To drive this point home, Ariel referenced a study he conducted during which he asked participants if, after a doctor gave them a medical diagnosis, they would go to a second doctor for a second opinion.

Most people in his study said no, mainly because they didn't want to offend the first doctor.

However, when the participants were asked if they'd go to a second person for a second opinion, they said yes.

Ariely said that this outcome -- in which we place more value on the advice of someone who isn't really involved in the same or as similar of a situation as we are -- applies to a variety of situations, like getting your heart broken:

When you’re in love, you can’t imagine the situation will ever change. So you keep on thinking to yourself, I will always feel this way.  But when somebody else sees you from the outside, they can say, This is right, or This is wrong, or Don’t do it, because they’re not infatuated. They can see things from a more objective way.

When it comes to finding solutions for a problem, we're also more likely to rationalize our problems by placing the blame on external circumstances and, contrarily, to rationalize other people's problems by placing the blame on their inner personality traits.

In other words, we're reluctant to take a good, hard look at ourselves -- but we have no problem forcing other people to do it.

As psychologist Hal Hershfield said to New York Magazine, “If I trip on the sidewalk, it must’ve been uneven, but if you trip, you’re clumsy.”

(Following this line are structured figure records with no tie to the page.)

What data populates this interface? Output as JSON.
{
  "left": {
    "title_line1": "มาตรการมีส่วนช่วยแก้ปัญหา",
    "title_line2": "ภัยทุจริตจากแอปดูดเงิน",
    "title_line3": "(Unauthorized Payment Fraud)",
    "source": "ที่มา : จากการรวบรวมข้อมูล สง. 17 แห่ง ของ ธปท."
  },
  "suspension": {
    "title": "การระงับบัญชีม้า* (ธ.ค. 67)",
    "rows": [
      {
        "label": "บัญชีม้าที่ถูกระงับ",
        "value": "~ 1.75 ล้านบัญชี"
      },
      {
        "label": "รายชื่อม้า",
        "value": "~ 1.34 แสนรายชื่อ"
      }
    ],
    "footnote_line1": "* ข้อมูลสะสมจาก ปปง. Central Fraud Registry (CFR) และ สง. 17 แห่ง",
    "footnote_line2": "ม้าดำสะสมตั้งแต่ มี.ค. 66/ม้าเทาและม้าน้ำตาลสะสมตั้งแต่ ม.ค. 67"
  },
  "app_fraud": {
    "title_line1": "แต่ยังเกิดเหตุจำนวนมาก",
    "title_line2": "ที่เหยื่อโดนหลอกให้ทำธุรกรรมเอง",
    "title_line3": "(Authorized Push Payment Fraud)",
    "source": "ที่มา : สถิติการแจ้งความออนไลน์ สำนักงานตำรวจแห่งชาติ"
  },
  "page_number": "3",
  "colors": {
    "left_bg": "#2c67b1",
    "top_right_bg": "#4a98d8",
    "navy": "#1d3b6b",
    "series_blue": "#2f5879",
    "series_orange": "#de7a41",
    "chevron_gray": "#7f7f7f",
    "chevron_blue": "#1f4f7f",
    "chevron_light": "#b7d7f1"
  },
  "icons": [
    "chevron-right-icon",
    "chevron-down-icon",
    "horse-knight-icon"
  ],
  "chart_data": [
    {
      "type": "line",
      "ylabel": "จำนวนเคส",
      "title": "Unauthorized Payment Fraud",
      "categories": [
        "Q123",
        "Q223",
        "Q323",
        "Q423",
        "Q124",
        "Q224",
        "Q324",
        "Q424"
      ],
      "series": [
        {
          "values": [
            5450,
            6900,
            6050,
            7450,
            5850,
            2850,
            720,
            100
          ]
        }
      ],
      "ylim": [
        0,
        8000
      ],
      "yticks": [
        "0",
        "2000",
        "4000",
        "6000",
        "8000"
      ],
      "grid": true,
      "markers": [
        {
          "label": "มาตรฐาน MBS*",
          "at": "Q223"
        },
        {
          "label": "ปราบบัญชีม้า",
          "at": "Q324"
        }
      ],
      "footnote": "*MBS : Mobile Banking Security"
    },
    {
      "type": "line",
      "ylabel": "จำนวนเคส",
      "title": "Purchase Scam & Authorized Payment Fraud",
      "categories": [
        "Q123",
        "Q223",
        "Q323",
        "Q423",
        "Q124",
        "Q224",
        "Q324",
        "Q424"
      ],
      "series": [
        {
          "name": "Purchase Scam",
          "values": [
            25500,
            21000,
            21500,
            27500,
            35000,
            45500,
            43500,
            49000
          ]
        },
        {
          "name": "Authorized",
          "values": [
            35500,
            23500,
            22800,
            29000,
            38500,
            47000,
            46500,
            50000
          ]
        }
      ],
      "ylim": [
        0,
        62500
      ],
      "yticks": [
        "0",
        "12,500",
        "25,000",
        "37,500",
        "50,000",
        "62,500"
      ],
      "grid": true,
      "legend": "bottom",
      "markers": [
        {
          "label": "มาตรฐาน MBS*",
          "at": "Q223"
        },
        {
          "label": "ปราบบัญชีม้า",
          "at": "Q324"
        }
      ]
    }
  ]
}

When we hesitate to look inward to find solutions for a problem, two major things happen: one, we don't hold ourselves responsible for solving the problem, which makes the problem last longer; and two, we don't take any of our own advice to solve said problem, mainly because we haven't consulted ourselves at all.

We tend to place the blame on everyone but ourselves.

If the kind of advice we give other people involves helping them analyze themselves, then it's probably actually good, insightful, straight-to-the-point advice. So why shouldn't we do ourselves the same justice?

The next time you find yourself giving advice to a friend in need, be aware of how that advice might help you one day.

If you gave yourself the same tough love that you'd give someone else, perhaps you'll solve your problems faster than you think -- and perhaps you'll realize that, yes, the solution really is that simple.